I'll start with Wednesday. Wednesday Hna Parrilla and I organized a Noche de Diversión because this ward doesn't really do any activities outside of sunday and we wanted something to invite our investigators to and less actives. It was a super success. We invented a Mormon Pictionary game and tons of people showed up and one inactive lady that we invited even brought pizza and soda without even telling us. I actually think it helped bring the ward together. Everyone had a lot of fun.
Then on Thursday we had our tri-zone conference in Málaga. One of the APs called us a couple of weeks ago and asked us to teach a little lesson from the Missionary Handbook. I was absolutely terrified because I dont actually know Spanish. Normally for these conferences they have the new missionaries sit in the back with translators. Not teach!! So every companionship study we practiced what we(mostly I) was going to say. I had it all memorized so I stopped sressing out about it. But then wednesday night we went over it again and it just didn't feel right so we prayed about it and we both felt like we should actually teach something else. Terror struck once again. And then we didn't have any more time to practice the new thing that we wanted to teach because we had to go to bed and wake up super early to get on the bus to Málaga. We talked about it a little on the bus and decided the subject and everything but we really werent super prepared. I was desperately praying and we stood up and just started teaching and I bore my testimony (because thats one of the only things I know how to do in spanish) and then President stood up to give his lesson and he joked that my spanish was better than a native Élder sitting on the front row and he didn't need to give his lesson anymore because we already bore our testimonies about everything that was planning. He even qouted something that I said during part of his lesson. It was honestly kind of perfect. Heavenly Father loves me.
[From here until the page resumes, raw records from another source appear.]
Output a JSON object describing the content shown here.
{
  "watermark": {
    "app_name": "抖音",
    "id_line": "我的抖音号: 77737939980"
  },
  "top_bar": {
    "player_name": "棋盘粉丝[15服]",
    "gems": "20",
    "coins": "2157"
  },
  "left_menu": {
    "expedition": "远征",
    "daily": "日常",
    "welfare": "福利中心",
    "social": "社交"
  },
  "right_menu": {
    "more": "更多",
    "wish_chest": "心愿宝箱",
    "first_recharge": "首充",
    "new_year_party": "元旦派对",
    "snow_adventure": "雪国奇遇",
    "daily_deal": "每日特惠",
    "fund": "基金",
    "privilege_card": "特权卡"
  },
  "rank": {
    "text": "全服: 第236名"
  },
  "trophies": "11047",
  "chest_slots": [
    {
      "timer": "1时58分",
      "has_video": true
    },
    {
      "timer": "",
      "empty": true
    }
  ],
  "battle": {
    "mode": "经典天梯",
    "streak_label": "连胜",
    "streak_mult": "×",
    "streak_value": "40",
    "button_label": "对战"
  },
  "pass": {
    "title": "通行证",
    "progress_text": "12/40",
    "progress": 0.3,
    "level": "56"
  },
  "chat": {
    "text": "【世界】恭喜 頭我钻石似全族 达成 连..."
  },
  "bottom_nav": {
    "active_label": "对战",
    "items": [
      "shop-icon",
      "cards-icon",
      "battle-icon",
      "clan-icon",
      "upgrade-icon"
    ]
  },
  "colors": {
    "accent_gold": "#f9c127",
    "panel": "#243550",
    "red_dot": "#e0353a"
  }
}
Friday was stressful because it was transfer weekend. Transfers are every six weeks. I didn't want to leave Granada and I was even more worried that Hna Parrilla would leave because I don't know how to get anywhere without her. I wasn't super worried because usually companionships stay together for 2 transfers--especially when they are training. So all friday I jumped every time the phone rang. But then we didnt recieve a call so I thought we were safe. I slept peacefully for probably the last time for a while now. But sure enough during Personal study Presidente Deere called. Hna Parrilla is going to serve in Málaga three. She is leaving me. I will have a new trainer se llama Hna Muse. She only has three transfers left until she goes home and she has trained before. I have never met her but everyone says she is awesome. She comes Wednsday. Honestly we are going to get sooooo lost this week. Hopefully I can figure out how to get home from the bus station. Oh what am I going to do? People keep tellling me that this must mean President and Heavenly Father must have a lot of faith in me but I really think that they are just trying to force me to learn faster than I would normally let myself learn. They know better than me.
Actually all of the companionships are changing in Granada. It is CRAZY. I think all of our numbers must be really low lately and Presidente is bringing in the special forces. Because everyones favorite missionaries are coming. Really something needed to change. So I guess it makes sense. I am both terrified and excited. Mostly terrified. Jajaja. (Hahaha)
Well wish me luck. Actually better-pray for me. And send me letters. Letters will give me comfort :)
Hey I was on the blog a few times this week! Woot! Go me!